I will not recite this history just because President Obama fails to acknowledge it. But the history of Israel cannot be understood without grasping its Zionist essence: the holiness of the land, the religion of work, the law as foundation of justice, the discipline of science, the connection of every Jew to another, the centrality of Jerusalem as the physical and spiritual pivot of “the return.” You may think it corny. Still, the prayer: “next year in Jerusalem.” And the reality: already this year.

 

Why am I discussing the ugly ruminations of Helen Thomas in tandem with the president’s views of and policies toward Israel? Not because they are kindred. Obama is not a stupid or a malicious man. But I also happen to think that, almost across the board, he is not wise in his conduct of foreign policy. His incompetence in the Middle East and especially with reference to Israel-Palestine derives from his utter coolness to the Jewish nation and his intellectually distorting emotions about the Arab and Muslim orbits.

With his arrival in Turkey on his first overseas trip during his presidency, Obama came down on the side of the “world of Islam,” with which liberal Muslims have been struggling for decades. It is a struggle for the nation-state, with incipient liberalizing aspirations, against the doctrine of the Islamists, which was best expressed by Sayyid Qutb, “A Muslim has no nationality except his belief.” In his visits to Ankara and Istanbul, he was more concerned with courting the Turks as part of Islam than the Turks as a nation. This certainly pleased Prime Minister Erdogan, who has since shown just how much further he wants to go in that direction.

Islam was even more the core of Obama’s visit to Egypt than it was in Turkey. It was not just his historic distortions of Muslims and Islam and their institutions. Or, for that matter, his exaggerations about how many Americans are Muslims. And his tacky misrepresentations of the relations between Muslim countries and the United States throughout history. He also chooses to pick between factions in an intra-Islamic religious debate. He even took a swipe at our French allies, who are weighing whether a woman should be able to wear hijab, jilbab, niqab, khimar in the street. I find the proposal a bit silly. But I am not French. OK, the American president thinks the choice of clothes a civil liberty. The truly endangered and coerced women, however, are those in Muslim countries—in the Muslim world, as Obama would have it. But he has not spoken up for them.

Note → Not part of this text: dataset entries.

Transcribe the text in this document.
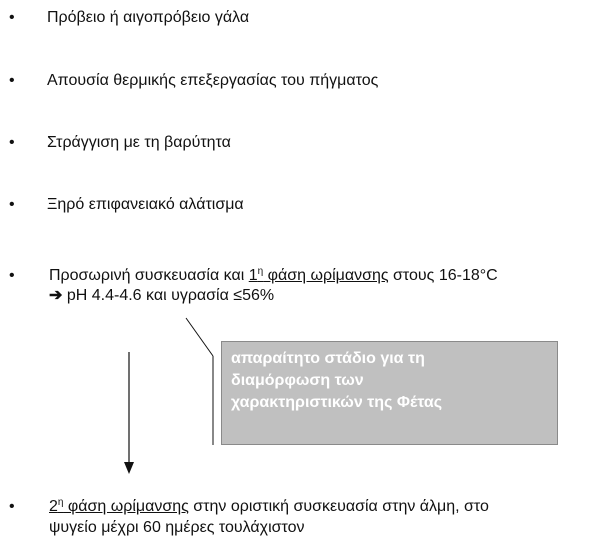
• Πρόβειο ή αιγοπρόβειο γάλα
• Απουσία θερμικής επεξεργασίας του πήγματος
• Στράγγιση με τη βαρύτητα
• Ξηρό επιφανειακό αλάτισμα
• Προσωρινή συσκευασία και $1^\eta$ φάση ωρίμανσης στους 16-18°C
➔ pH 4.4-4.6 και υγρασία ≤56%
απαραίτητο στάδιο για τη
διαμόρφωση των
χαρακτηριστικών της Φέτας
• $2^\eta$ φάση ωρίμανσης στην οριστική συσκευασία στην άλμη, στο
ψυγείο μέχρι 60 ημέρες τουλάχιστον
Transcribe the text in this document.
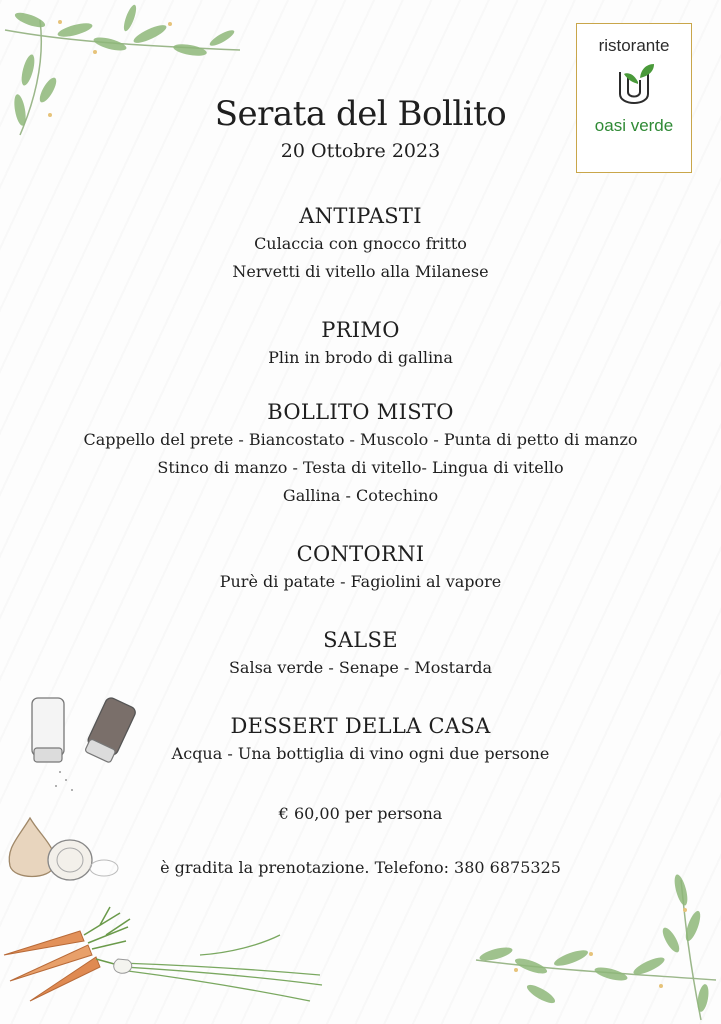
ristorante
oasi verde
Serata del Bollito

20 Ottobre 2023

ANTIPASTI

Culaccia con gnocco fritto

Nervetti di vitello alla Milanese

PRIMO

Plin in brodo di gallina

BOLLITO MISTO

Cappello del prete - Biancostato - Muscolo - Punta di petto di manzo

Stinco di manzo - Testa di vitello- Lingua di vitello

Gallina - Cotechino

CONTORNI

Purè di patate - Fagiolini al vapore

SALSE

Salsa verde - Senape - Mostarda

DESSERT DELLA CASA

Acqua - Una bottiglia di vino ogni due persone

€ 60,00 per persona

è gradita la prenotazione. Telefono: 380 6875325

So back to Helen Thomas. She hates Jews. The president does not. But, as he couldn’t find a suitable voice for Iran, he cannot find a suitable and truthful voice for Israel. And, if President Obama thinks, as he seems to, that there was no century of Zionist democratic state-building or 20 years of crimped and “temporary” frontiers until, in 1967, three neighboring states, with tangible support from across the Arab world, sought to dissolve even these, why should he not give his heart to the Palestinians and his back or back of his hand to the Israelis?

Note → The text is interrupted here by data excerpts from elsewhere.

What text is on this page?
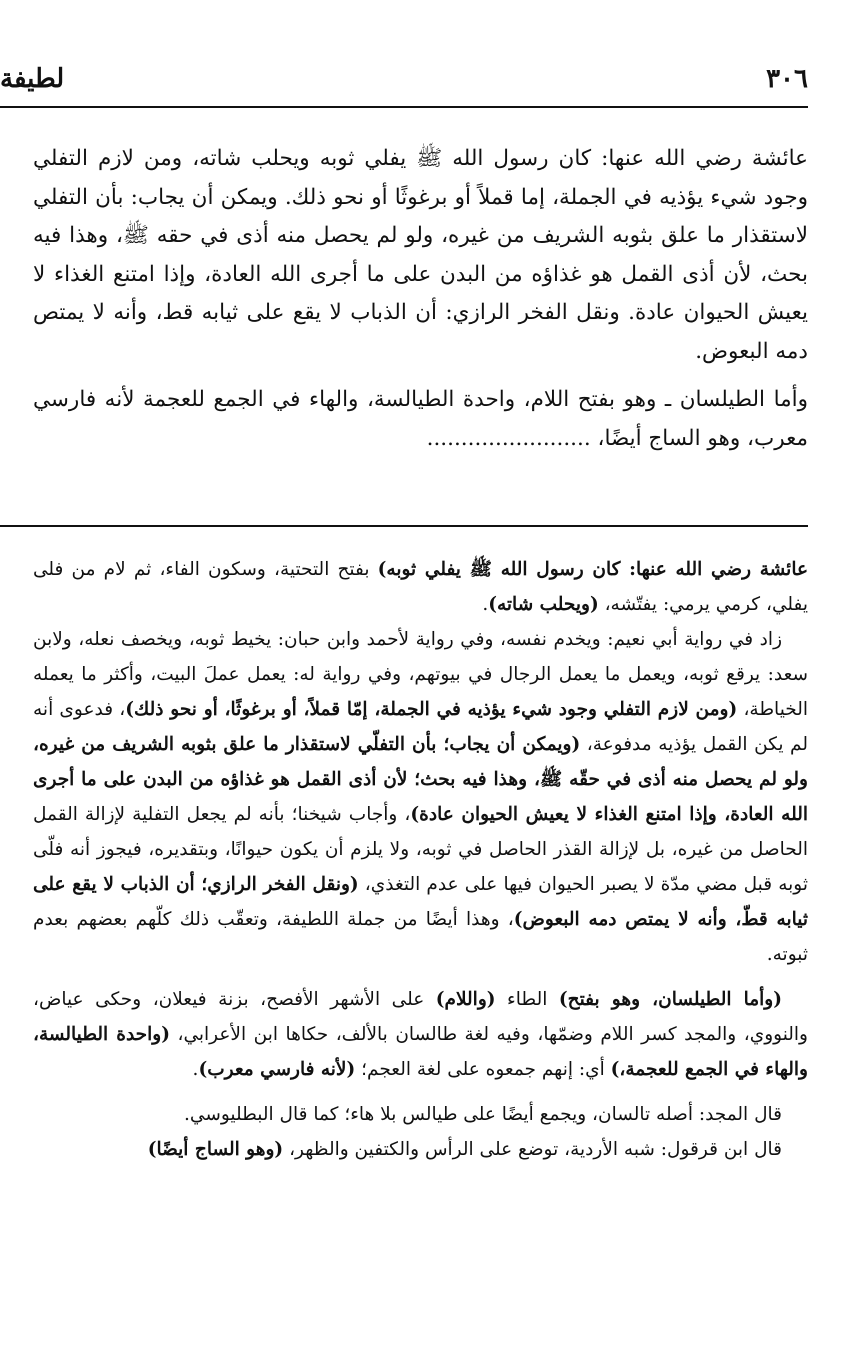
٣٠٦
لطيفة

عائشة رضي الله عنها: كان رسول الله ﷺ يفلي ثوبه ويحلب شاته، ومن لازم التفلي وجود شيء يؤذيه في الجملة، إما قملاً أو برغوثًا أو نحو ذلك. ويمكن أن يجاب: بأن التفلي لاستقذار ما علق بثوبه الشريف من غيره، ولو لم يحصل منه أذى في حقه ﷺ، وهذا فيه بحث، لأن أذى القمل هو غذاؤه من البدن على ما أجرى الله العادة، وإذا امتنع الغذاء لا يعيش الحيوان عادة. ونقل الفخر الرازي: أن الذباب لا يقع على ثيابه قط، وأنه لا يمتص دمه البعوض.

وأما الطيلسان ـ وهو بفتح اللام، واحدة الطيالسة، والهاء في الجمع للعجمة لأنه فارسي معرب، وهو الساج أيضًا، ........................

عائشة رضي الله عنها: كان رسول الله ﷺ يفلي ثوبه) بفتح التحتية، وسكون الفاء، ثم لام من فلى يفلي، كرمي يرمي: يفتّشه، (ويحلب شاته).

زاد في رواية أبي نعيم: ويخدم نفسه، وفي رواية لأحمد وابن حبان: يخيط ثوبه، ويخصف نعله، ولابن سعد: يرقع ثوبه، ويعمل ما يعمل الرجال في بيوتهم، وفي رواية له: يعمل عملَ البيت، وأكثر ما يعمله الخياطة، (ومن لازم التفلي وجود شيء يؤذيه في الجملة، إمّا قملاً، أو برغوثًا، أو نحو ذلك)، فدعوى أنه لم يكن القمل يؤذيه مدفوعة، (ويمكن أن يجاب؛ بأن التفلّي لاستقذار ما علق بثوبه الشريف من غيره، ولو لم يحصل منه أذى في حقّه ﷺ، وهذا فيه بحث؛ لأن أذى القمل هو غذاؤه من البدن على ما أجرى الله العادة، وإذا امتنع الغذاء لا يعيش الحيوان عادة)، وأجاب شيخنا؛ بأنه لم يجعل التفلية لإزالة القمل الحاصل من غيره، بل لإزالة القذر الحاصل في ثوبه، ولا يلزم أن يكون حيوانًا، وبتقديره، فيجوز أنه فلّى ثوبه قبل مضي مدّة لا يصبر الحيوان فيها على عدم التغذي، (ونقل الفخر الرازي؛ أن الذباب لا يقع على ثيابه قطّ، وأنه لا يمتص دمه البعوض)، وهذا أيضًا من جملة اللطيفة، وتعقّب ذلك كلّهم بعضهم بعدم ثبوته.

(وأما الطيلسان، وهو بفتح) الطاء (واللام) على الأشهر الأفصح، بزنة فيعلان، وحكى عياض، والنووي، والمجد كسر اللام وضمّها، وفيه لغة طالسان بالألف، حكاها ابن الأعرابي، (واحدة الطيالسة، والهاء في الجمع للعجمة،) أي: إنهم جمعوه على لغة العجم؛ (لأنه فارسي معرب).

قال المجد: أصله تالسان، ويجمع أيضًا على طيالس بلا هاء؛ كما قال البطليوسي.

قال ابن قرقول: شبه الأردية، توضع على الرأس والكتفين والظهر، (وهو الساج أيضًا)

Thomas believes that Israel only exists because of its refugees from Germany and Poland. The president is not so coarse. And he must know that nearly one million Jews escaped from horrific Arab and Islamic realms immediately at the dawn of independence, and a considerable number did so before that.

In fact, insofar as Obama reads his history, as he seems to do, as a transaction between the Holocaust and what the Arabs call the nakba, the disaster, it is distorted history. It is not only that the traumas of two people are not at all similar or compassable in weight and depth. It is ridiculous to have to argue this elementary point. For almost 100 years, the Arabs of Palestine and the Arabs beyond thought they could simply dismiss Zionism and the vital liberal society it built. They can’t. And the president shouldn’t either.

Martin Peretz is the editor-in-chief of The New Republic.